First, companies in the pursuit of expenses cuts stopped employing external recruiters and delegated the hiring function to HR. They thought they made a very smart move, but no, they lost a lot as external recruiters were keen to supply companies with the best candidates, because their bonuses and references DIRECTLY depended on professional quality of recommended candidates. HR doesn't seem to be so dependent on that. 

Second, in prosperous economical times, big companies were able to hire hundreds and thousands of narrowly specialized employees. Each such specialist would perform a narrow function, and the loss of such an employee would not be a problem as the pace of technological advance was slow enough to accommodate this loss. However, now times have changed for worse, technology is developing at the speed of light, and the competition became truly global, BUT psychology of people responsible for hiring didn't change in many cases.

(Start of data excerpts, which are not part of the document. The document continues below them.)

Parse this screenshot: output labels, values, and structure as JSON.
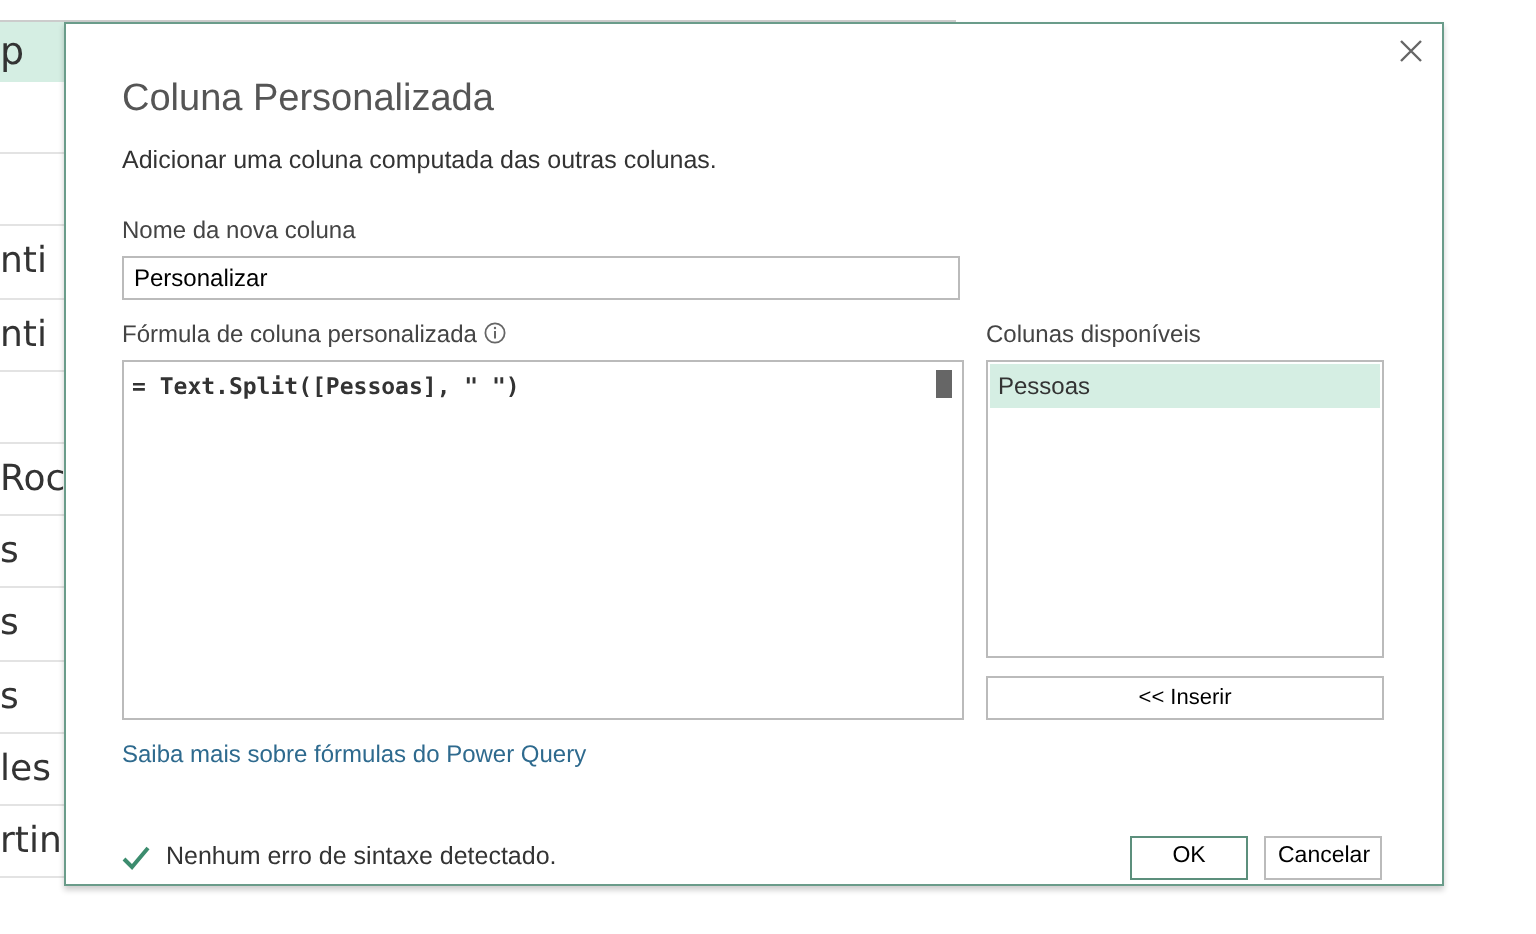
{
  "background_table": {
    "header": "p",
    "rows": [
      "",
      "",
      "nti",
      "nti",
      "",
      "Roc",
      "s",
      "s",
      "s",
      "les",
      "rtin"
    ]
  },
  "dialog": {
    "title": "Coluna Personalizada",
    "description": "Adicionar uma coluna computada das outras colunas.",
    "name_label": "Nome da nova coluna",
    "name_value": "Personalizar",
    "formula_label": "Fórmula de coluna personalizada",
    "formula_value": "= Text.Split([Pessoas], \" \")",
    "available_label": "Colunas disponíveis",
    "available_columns": [
      {
        "label": "Pessoas",
        "selected": true
      }
    ],
    "insert_button": "<< Inserir",
    "help_link": "Saiba mais sobre fórmulas do Power Query",
    "status": "Nenhum erro de sintaxe detectado.",
    "buttons": [
      {
        "label": "OK",
        "kind": "primary"
      },
      {
        "label": "Cancelar",
        "kind": "secondary"
      }
    ]
  }
}
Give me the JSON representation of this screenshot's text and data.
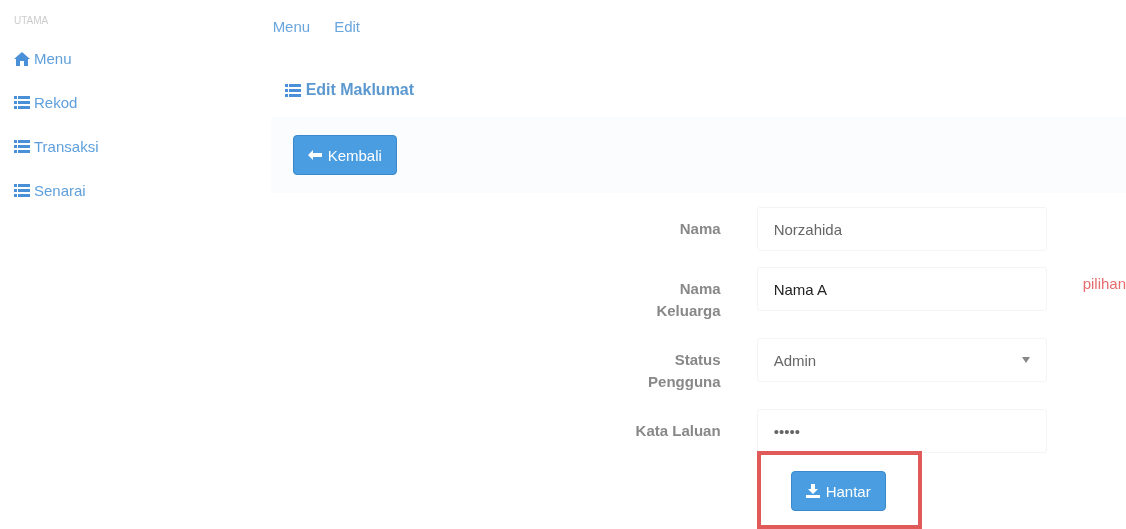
{
  "sidebar": {
    "heading": "UTAMA",
    "items": [
      {
        "label": "Menu",
        "kind": "home"
      },
      {
        "label": "Rekod",
        "kind": "list"
      },
      {
        "label": "Transaksi",
        "kind": "list"
      },
      {
        "label": "Senarai",
        "kind": "list"
      }
    ]
  },
  "breadcrumb": [
    "Menu",
    "Edit"
  ],
  "page_title": "Edit Maklumat",
  "back_button": "Kembali",
  "form": {
    "fields": [
      {
        "label": "Nama",
        "kind": "text",
        "value": "Norzahida"
      },
      {
        "label": "Nama Keluarga",
        "kind": "text",
        "value": "Nama A",
        "note": "pilihan"
      },
      {
        "label": "Status Pengguna",
        "kind": "select",
        "value": "Admin"
      },
      {
        "label": "Kata Laluan",
        "kind": "password",
        "value": "•••••"
      }
    ]
  },
  "submit_button": {
    "label": "Hantar",
    "highlighted": true
  }
}
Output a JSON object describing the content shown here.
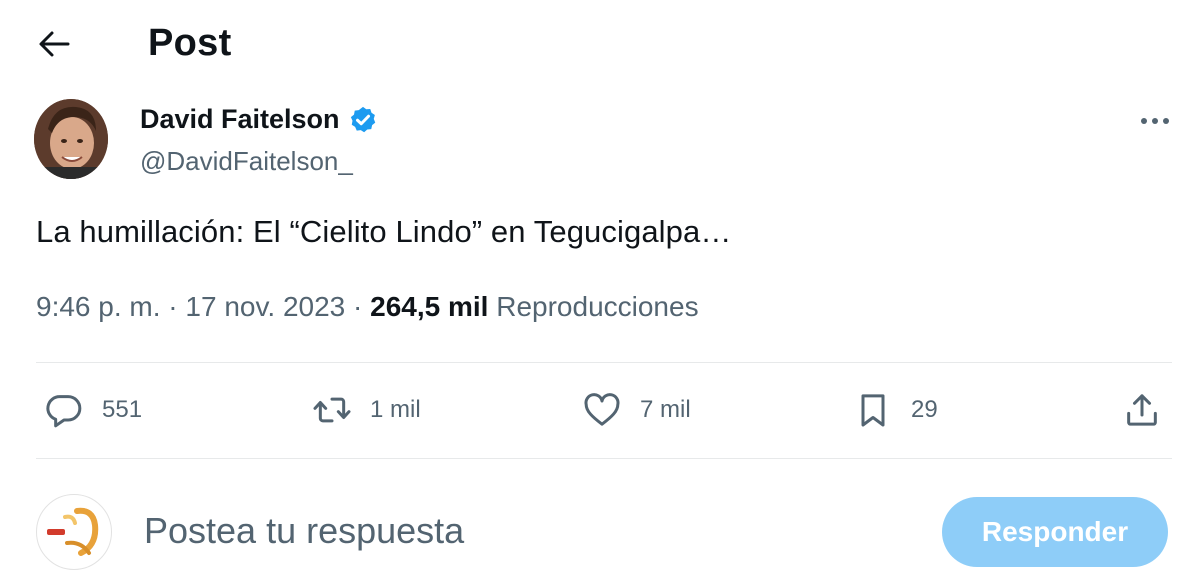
{
  "header": {
    "title": "Post"
  },
  "author": {
    "name": "David Faitelson",
    "handle": "@DavidFaitelson_",
    "verified": true
  },
  "tweet": {
    "text": "La humillación: El “Cielito Lindo” en Tegucigalpa…"
  },
  "meta": {
    "time": "9:46 p. m.",
    "sep1": "·",
    "date": "17 nov. 2023",
    "sep2": "·",
    "views_count": "264,5 mil",
    "views_label": "Reproducciones"
  },
  "actions": {
    "replies": "551",
    "reposts": "1 mil",
    "likes": "7 mil",
    "bookmarks": "29"
  },
  "reply": {
    "placeholder": "Postea tu respuesta",
    "button": "Responder"
  },
  "colors": {
    "accent": "#1d9bf0",
    "reply_button": "#8ecdf8",
    "muted": "#536471",
    "text": "#0f1419"
  },
  "icons": [
    "back-arrow-icon",
    "verified-badge-icon",
    "more-icon",
    "reply-icon",
    "repost-icon",
    "like-icon",
    "bookmark-icon",
    "share-icon"
  ]
}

As a result, we eyewitness that big companies have to cut thousands of jobs at once as they can't afford to pay to them. Do they solve problems in the long run. My answer is no, they make their problems even more severe as laying off many people negatively affect the ability of these companies to do everyday business and compete with rivals. But the source of the problem was the wrong hiring practice when people were hired to do a narrow operation. At some point, the number of such people became too large to financially bear, and ... we know the outcome.

If companies followed the alternative strategy favoring generalists, then they would be more stable as the human capital would cost less to them and the loss of one or a few specialists would instantly be compensated by those who remained. In contrast, with narrowly specialized experts, any loss of even one of them almost always means a halt to some important function; hence, the loss of revenues. Such loss is not easy to patch as looking for another specialist with exactly the same set of skills is akin to looking for another person with the same physical appearance, character and habits.    

Companies tend to prefer specialists,  except for consulting companies that tend to prefer generalists.  I agree with Vincent - long term it is better to be a generalists who can learn specialized knowledge as needed.